I count every one of the twelve steps to the bathroom with my thighs slipping against each other and my hands shaking so badly the reports crumple in my grip. When I get there, I shove through the door and lock myself in the farthest stall and press my back against the partition with my knees drawn to my chest.
"Stop it," I mutter through clenched teeth, pressing my forehead against my knees. "Stop, just stop."
My body doesn't stop. The heat keeps building in waves, each one cresting higher than the last, and the craving that comes with it terrifies me because it's reaching for two specific Alphas with a focus that overrides every rational thought.
The pain lasts twenty minutes, maybe thirty. I lose track in the haze of it, my body clenching and releasing in waves while slick pools beneath me on the tile. Each crest comes harder than the last, and between them the craving sharpens into something that feels like being pulled apart from the inside, my muscles locking and releasing in spasms I can't control.

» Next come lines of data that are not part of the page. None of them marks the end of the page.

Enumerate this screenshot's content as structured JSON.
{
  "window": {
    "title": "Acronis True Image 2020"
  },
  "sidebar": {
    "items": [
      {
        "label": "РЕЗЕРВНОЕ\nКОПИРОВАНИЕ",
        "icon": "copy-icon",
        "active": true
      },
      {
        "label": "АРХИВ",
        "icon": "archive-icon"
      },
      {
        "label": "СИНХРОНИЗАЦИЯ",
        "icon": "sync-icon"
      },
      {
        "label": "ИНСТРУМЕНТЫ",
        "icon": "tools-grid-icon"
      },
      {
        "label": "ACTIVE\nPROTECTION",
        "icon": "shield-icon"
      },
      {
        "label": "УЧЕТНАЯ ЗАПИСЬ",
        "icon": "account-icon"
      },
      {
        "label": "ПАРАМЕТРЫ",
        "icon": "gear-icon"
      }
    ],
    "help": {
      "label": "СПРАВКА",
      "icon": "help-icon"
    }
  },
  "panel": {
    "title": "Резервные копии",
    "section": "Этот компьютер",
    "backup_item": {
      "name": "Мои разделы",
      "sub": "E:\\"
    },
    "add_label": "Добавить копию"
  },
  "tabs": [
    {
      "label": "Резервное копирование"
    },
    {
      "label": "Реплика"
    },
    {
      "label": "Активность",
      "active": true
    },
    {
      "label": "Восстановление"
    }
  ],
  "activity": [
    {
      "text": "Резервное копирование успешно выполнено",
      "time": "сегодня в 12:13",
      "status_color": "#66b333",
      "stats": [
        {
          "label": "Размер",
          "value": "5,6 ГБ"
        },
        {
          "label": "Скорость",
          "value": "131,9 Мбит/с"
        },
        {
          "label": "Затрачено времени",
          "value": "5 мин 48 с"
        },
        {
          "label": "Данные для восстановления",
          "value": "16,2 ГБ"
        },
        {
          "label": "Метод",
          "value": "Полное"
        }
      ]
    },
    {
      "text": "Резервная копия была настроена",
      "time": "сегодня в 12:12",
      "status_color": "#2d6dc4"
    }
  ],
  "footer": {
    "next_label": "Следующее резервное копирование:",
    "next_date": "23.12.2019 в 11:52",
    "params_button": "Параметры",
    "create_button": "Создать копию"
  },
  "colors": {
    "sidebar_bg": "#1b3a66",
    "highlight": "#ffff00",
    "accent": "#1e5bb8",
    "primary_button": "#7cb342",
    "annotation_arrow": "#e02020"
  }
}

I bite down on my forearm to keep from making sounds, pressing my teeth into the flesh until the pain gives me something to focus on besides the heat. By the time the spike finally ebbs, the relief is so sudden it makes me dizzy, the world tilting sideways as my body goes limp against the partition.
I sit there for a long time, breathing through the aftershocks, taking stock of the damage. My pants are soaked through from mid-thigh to the backs of my knees, the fabric dark and clingingto my skin. There is no version of walking through an office building in these clothes that doesn't announce to every Alpha on the floor exactly what just happened to me.
Tears well up in my eyes as I dig through my options, realizing I have an out.
My emergency bag.I keep a change of clothes in my desk drawer because my mother taught me to always have an exit strategy, and even though her version involved fleeing hotels at three in the morning, the principle translates. The problem is that my desk is on the other side of the floor, past Richard's office, and through a corridor where any passing Alpha could catch my scent.
I pull my phone out with shaking hands and text Tamsin. We’ve become cordial sitting next to each other and I’m praying she’s nice enough to help me out.
"I spilled coffee all over myself and I'm stuck in the 15th floor bathroom. I have a spare change of clothes in my bottom desk drawer in a black bag. Could you bring it to me?"
Her reply comes in under a minute."Give me two minutes."
I clean myself up as best I can while I wait, scrubbing my thighs with paper towels and cold water until the skin stings, and then splashing water on my face and the back of my neck. The scent is the bigger problem because no amount of scrubbing removes it entirely, and when Tamsin's knock comes I crack the door open just wide enough to take the bag from her hands.
"Thank you, I'm so sorry, I'm a disaster."
"You okay?" She asks it quietly, her nostrils flaring as she catches whatever is seeping through the crack in the door. Something shifts in her expression that tells me the coffee story just died on arrival.
"I'm fine, just clumsy." The lie comes out smooth because lying under pressure is one of the few skills my mother gave me that I'm actually grateful for.